Military veteran and first-time novelist Matthew Robinson did not want to presume too much when he set out to tell a war story. So his luminous The Horse Latitudes, an Oregon Book Award finalist, includes interventions and interruptions by a skeptical, fictional model for a fictional character:
“You think you’re the only one who can tell a story? I can tell my own fucking story, son. You can shove that Hicks up your ass, I’ll write it myself. And it may not be as pretty, but it will be a damn sight more honest. You don’t know shit.

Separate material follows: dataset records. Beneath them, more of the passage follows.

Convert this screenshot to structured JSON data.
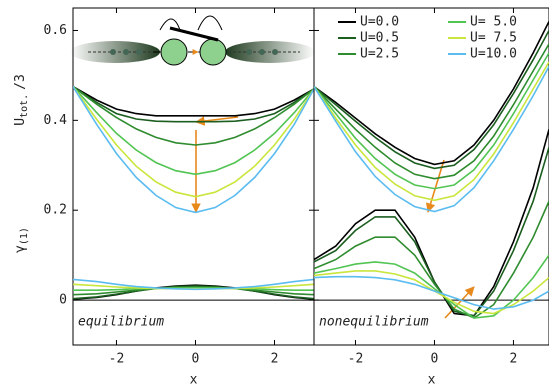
{
  "chart_data": [
    {
      "type": "line",
      "ylabel": "U",
      "ylabel_sub": "tot.",
      "ylabel_suffix": "/3",
      "y2label": "γ",
      "y2label_sub": "(1)",
      "xlabel": "x",
      "annotation": "equilibrium",
      "xlim": [
        -3.1,
        3
      ],
      "ylim": [
        -0.1,
        0.65
      ],
      "xticks": [
        -2,
        0,
        2
      ],
      "yticks": [
        0,
        0.2,
        0.4,
        0.6
      ],
      "x": [
        -3.1,
        -2.5,
        -2,
        -1.5,
        -1,
        -0.5,
        0,
        0.5,
        1,
        1.5,
        2,
        2.5,
        3
      ],
      "series": [
        {
          "color": "#000000",
          "values": [
            0.475,
            0.445,
            0.425,
            0.415,
            0.41,
            0.41,
            0.41,
            0.41,
            0.41,
            0.415,
            0.425,
            0.445,
            0.47
          ],
          "gamma": [
            0.002,
            0.006,
            0.012,
            0.02,
            0.027,
            0.031,
            0.033,
            0.031,
            0.027,
            0.02,
            0.012,
            0.006,
            0.002
          ]
        },
        {
          "color": "#1b5e20",
          "values": [
            0.475,
            0.44,
            0.415,
            0.403,
            0.398,
            0.397,
            0.397,
            0.397,
            0.398,
            0.403,
            0.415,
            0.44,
            0.47
          ],
          "gamma": [
            0.003,
            0.007,
            0.013,
            0.02,
            0.026,
            0.03,
            0.031,
            0.03,
            0.026,
            0.02,
            0.013,
            0.007,
            0.003
          ]
        },
        {
          "color": "#2e8b2e",
          "values": [
            0.475,
            0.436,
            0.406,
            0.381,
            0.362,
            0.35,
            0.345,
            0.35,
            0.362,
            0.381,
            0.406,
            0.436,
            0.47
          ],
          "gamma": [
            0.012,
            0.014,
            0.018,
            0.022,
            0.026,
            0.028,
            0.029,
            0.028,
            0.026,
            0.022,
            0.018,
            0.014,
            0.012
          ]
        },
        {
          "color": "#52c452",
          "values": [
            0.475,
            0.417,
            0.371,
            0.334,
            0.306,
            0.288,
            0.28,
            0.288,
            0.306,
            0.334,
            0.371,
            0.417,
            0.47
          ],
          "gamma": [
            0.022,
            0.022,
            0.023,
            0.025,
            0.026,
            0.027,
            0.027,
            0.027,
            0.026,
            0.025,
            0.023,
            0.022,
            0.022
          ]
        },
        {
          "color": "#c8e63c",
          "values": [
            0.475,
            0.402,
            0.345,
            0.298,
            0.263,
            0.24,
            0.23,
            0.24,
            0.263,
            0.298,
            0.345,
            0.402,
            0.47
          ],
          "gamma": [
            0.035,
            0.032,
            0.029,
            0.027,
            0.026,
            0.025,
            0.025,
            0.025,
            0.026,
            0.027,
            0.029,
            0.032,
            0.035
          ]
        },
        {
          "color": "#5bbcf0",
          "values": [
            0.475,
            0.391,
            0.326,
            0.273,
            0.233,
            0.206,
            0.195,
            0.206,
            0.233,
            0.273,
            0.326,
            0.391,
            0.47
          ],
          "gamma": [
            0.046,
            0.041,
            0.035,
            0.03,
            0.027,
            0.025,
            0.024,
            0.025,
            0.027,
            0.03,
            0.035,
            0.041,
            0.046
          ]
        }
      ]
    },
    {
      "type": "line",
      "xlabel": "x",
      "annotation": "nonequilibrium",
      "legend": "upper left",
      "xlim": [
        -3.05,
        2.9
      ],
      "ylim": [
        -0.1,
        0.65
      ],
      "xticks": [
        -2,
        0,
        2
      ],
      "x": [
        -3.05,
        -2.5,
        -2,
        -1.5,
        -1,
        -0.5,
        0,
        0.5,
        1,
        1.5,
        2,
        2.5,
        2.9
      ],
      "series": [
        {
          "name": "U=0.0",
          "color": "#000000",
          "values": [
            0.475,
            0.44,
            0.405,
            0.37,
            0.34,
            0.315,
            0.302,
            0.31,
            0.345,
            0.4,
            0.47,
            0.55,
            0.62
          ],
          "gamma": [
            0.09,
            0.12,
            0.17,
            0.2,
            0.2,
            0.14,
            0.04,
            -0.03,
            -0.035,
            0.03,
            0.13,
            0.25,
            0.38
          ]
        },
        {
          "name": "U=0.5",
          "color": "#1b5e20",
          "values": [
            0.475,
            0.435,
            0.398,
            0.362,
            0.33,
            0.305,
            0.293,
            0.3,
            0.335,
            0.39,
            0.46,
            0.535,
            0.6
          ],
          "gamma": [
            0.085,
            0.11,
            0.155,
            0.185,
            0.185,
            0.13,
            0.04,
            -0.025,
            -0.035,
            0.02,
            0.11,
            0.22,
            0.34
          ]
        },
        {
          "name": "U=2.5",
          "color": "#2e8b2e",
          "values": [
            0.475,
            0.425,
            0.38,
            0.34,
            0.305,
            0.28,
            0.27,
            0.278,
            0.31,
            0.365,
            0.435,
            0.51,
            0.57
          ],
          "gamma": [
            0.07,
            0.09,
            0.12,
            0.14,
            0.14,
            0.1,
            0.035,
            -0.02,
            -0.04,
            -0.01,
            0.06,
            0.14,
            0.22
          ]
        },
        {
          "name": "U= 5.0",
          "color": "#52c452",
          "values": [
            0.475,
            0.415,
            0.36,
            0.315,
            0.28,
            0.256,
            0.248,
            0.256,
            0.29,
            0.345,
            0.415,
            0.49,
            0.55
          ],
          "gamma": [
            0.06,
            0.07,
            0.08,
            0.085,
            0.08,
            0.06,
            0.025,
            -0.01,
            -0.04,
            -0.035,
            0.0,
            0.05,
            0.1
          ]
        },
        {
          "name": "U= 7.5",
          "color": "#c8e63c",
          "values": [
            0.475,
            0.405,
            0.345,
            0.295,
            0.258,
            0.232,
            0.222,
            0.232,
            0.268,
            0.325,
            0.395,
            0.47,
            0.53
          ],
          "gamma": [
            0.055,
            0.06,
            0.065,
            0.065,
            0.058,
            0.045,
            0.02,
            -0.005,
            -0.025,
            -0.03,
            -0.01,
            0.02,
            0.05
          ]
        },
        {
          "name": "U=10.0",
          "color": "#5bbcf0",
          "values": [
            0.475,
            0.398,
            0.33,
            0.275,
            0.235,
            0.208,
            0.197,
            0.21,
            0.25,
            0.31,
            0.38,
            0.455,
            0.52
          ],
          "gamma": [
            0.05,
            0.052,
            0.052,
            0.05,
            0.045,
            0.035,
            0.02,
            0.005,
            -0.01,
            -0.02,
            -0.015,
            0.0,
            0.02
          ]
        }
      ]
    }
  ]
}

Many writers will be familiar with this voice of self-doubt (and wish they could imbue theirs with the same gift for profanity as punctuation). I asked Robinson whether he also had a voice cheering him on, encouraging him to write. No, he told me, terse as Stone. Instead, he said, he has a compulsion to try to bridge the divide between the tiny population of Americans who have fought the war on terror and the rest of us, whose obliviousness can seem like cruelty.
Robinson, who served in Baghdad in 2004 during a six-year stint with the Oregon National Guard, focuses in The Horse Latitudes on one Cavalry platoon’s Iraqi deployment. He describes war as claustrophobic. There’s fear, confusion, bursts of violence. And boredom, along with lots of reading and a book burning.

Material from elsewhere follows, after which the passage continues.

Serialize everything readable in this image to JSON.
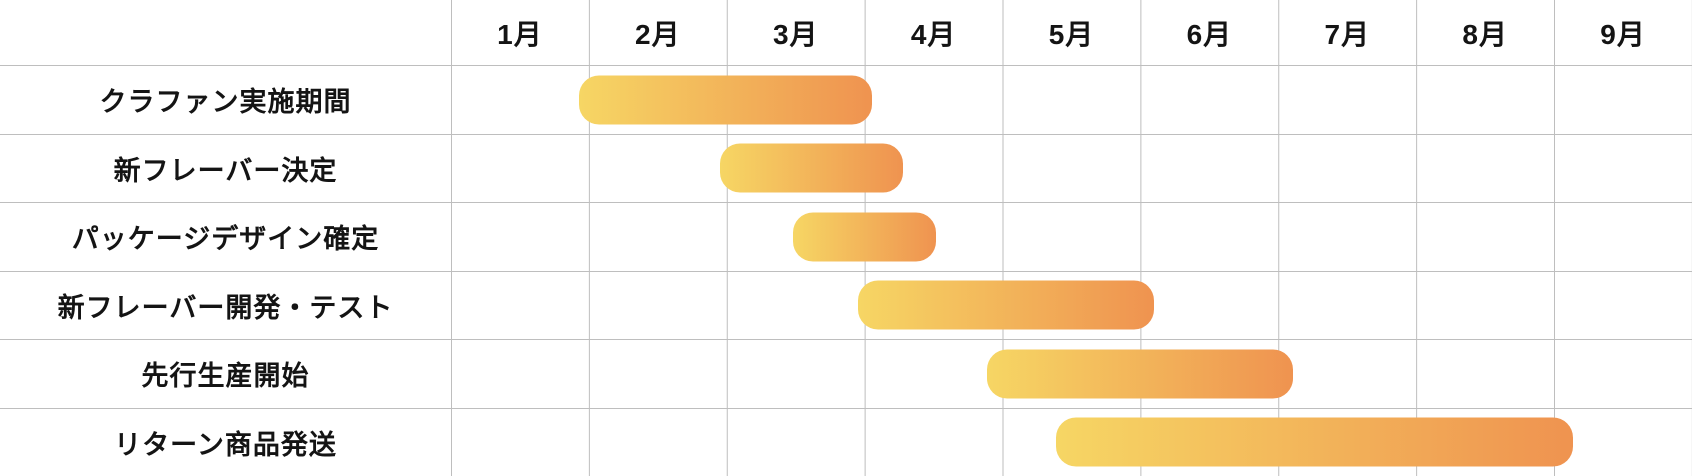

The Horse Latitudes is sprinkled with scenes of domestic life among Iraqis, all the more poignant because it has been fractured by war, that must remind the soldiers of their far away homes. Well, all but Kurtzson, who does not seem to have a home outside a war he is not so much fighting as imagining. Yes, Robinson says, the name is meant to evoke Kurtz and Apocalypse Now, though not so much Heart of Darkness.
Kurtz may be the iconic American fighter of our collective, corrosive fantasies. Our knowledge of war and its impact is broadened and deepened by the other characters, including a soldiers who steals a dead comrade’s weapon and shares its parts out among the platoon members.
“I don’t need it gone, I need help carrying it,” he says of the rifle, and of so much more.
I share Robinson’s faith in the power of words to connect us and of narrative to make us whole. Perhaps other vets will, like Stone, see Robinson’s effort as a challenge to be met with their own stories. They should be inspired by his achievement, a book that glows with compassion and for that reason sheds so much light.
We're fortunate Robinson was compelled to write.